Current analysis tools available to the designing structural engineer do not support the early design stage on a conceptual level, since these tools are mainly aimed at precision rather than flexibility, the generation of alternatives and providing oversight over a design concept. The authors propose a parametric associative design toolbox for early stage conceptual structural design; a prototype implementation consisting of several .NET addins for GenerativeComponents (Aish [1]). The designer can generate different structural concepts for a high-rise building quickly and easily. The tool improves the interaction between the architect and engineer by increasing the flexibility and speed of the design process. The structural engineer can actively participate and is able to work in parallel with the architect during the early design phases.
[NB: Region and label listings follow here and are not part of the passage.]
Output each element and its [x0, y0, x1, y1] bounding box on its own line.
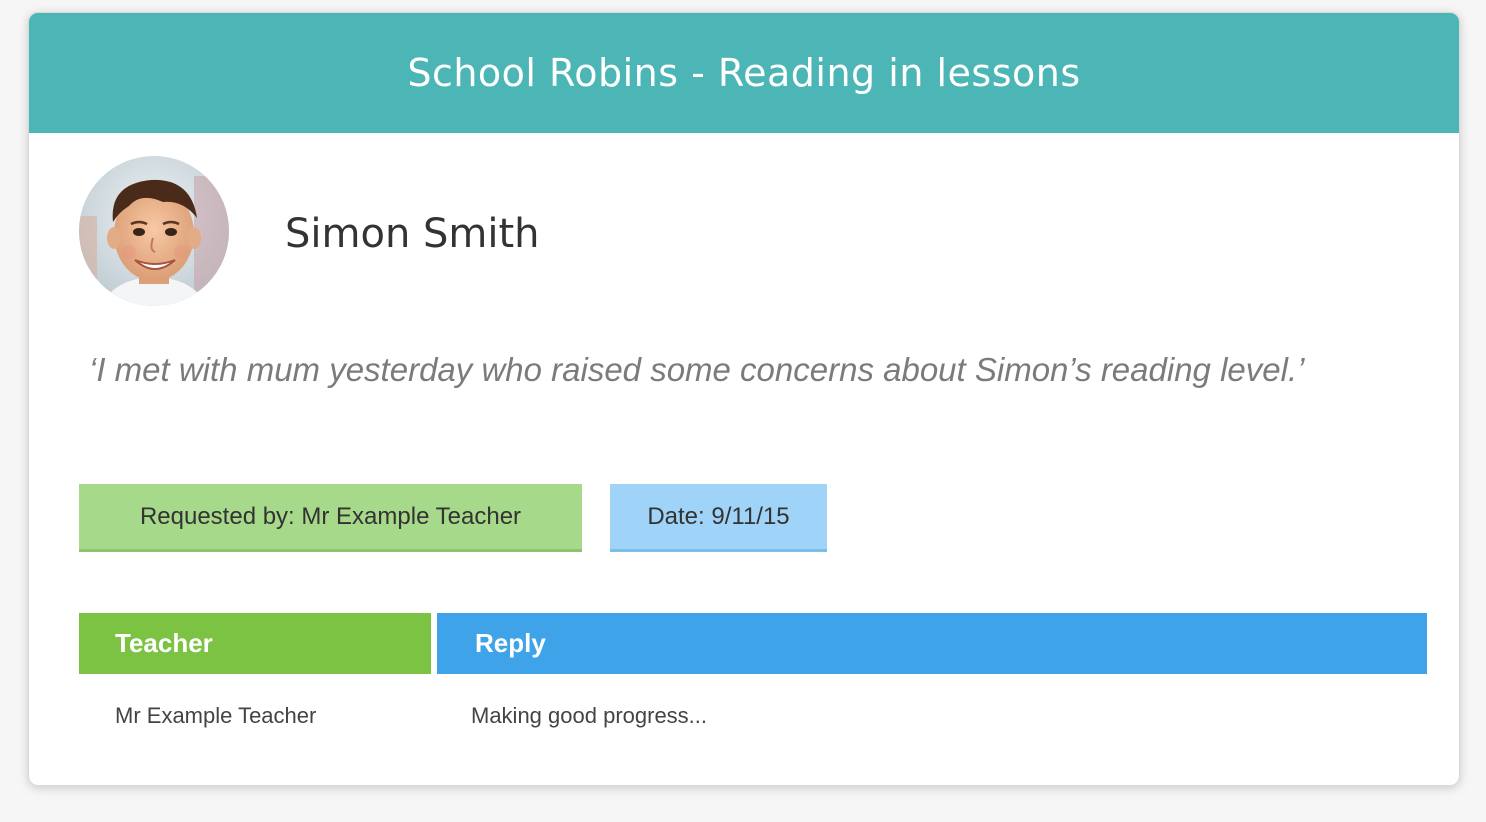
reply-cell: Making good progress... — [471, 703, 708, 728]
concern-quote: ‘I met with mum yesterday who raised som… — [89, 351, 1305, 388]
avatar — [79, 156, 229, 306]
student-name: Simon Smith — [285, 211, 540, 257]
teacher-cell: Mr Example Teacher — [115, 703, 317, 728]
table-row: Mr Example Teacher Making good progress.… — [79, 696, 1427, 736]
requested-by-badge: Requested by: Mr Example Teacher — [79, 484, 582, 552]
reply-table-header: Teacher Reply — [79, 613, 1427, 674]
card-title: School Robins - Reading in lessons — [407, 51, 1081, 95]
child-photo-avatar-icon — [79, 156, 229, 306]
card-header: School Robins - Reading in lessons — [29, 13, 1459, 133]
reply-column-header: Reply — [437, 613, 1427, 674]
teacher-column-header: Teacher — [79, 613, 431, 674]
date-badge: Date: 9/11/15 — [610, 484, 827, 552]
request-card: School Robins - Reading in lessons Simon… — [28, 12, 1460, 786]
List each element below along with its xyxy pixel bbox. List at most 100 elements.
The concept is based on a modular software architecture and dashboard for visualisation. In such a way that a structural model can be built from abstract objects, called StructuralComponents, which represent pre-programmed blocks of differential equations. The dashboard principle allows the engineer to have all the relevant information visible in a single view. The set-up of the model can be adapted during the design. The analysis method is a combination of the finite element method and differential equations (Steenbergen [7]). The basis is a finite element model with a limited amount of elements, where the elements represent the various structural elements. This results in a system with a limited amount of elements and a limited amount of degrees of freedom, which benefits the computation time. Different from conventional finite element methods, differential equations are used to determine the total system behaviour instead of interpolating the results using shape functions. This offers exact analytical results, providing quantitative and qualitative results. The tool is developed for tall buildings, but the concept is applicable to other structural systems. Future developments include enhancement of the user interface, 3D analysis, and more types of components.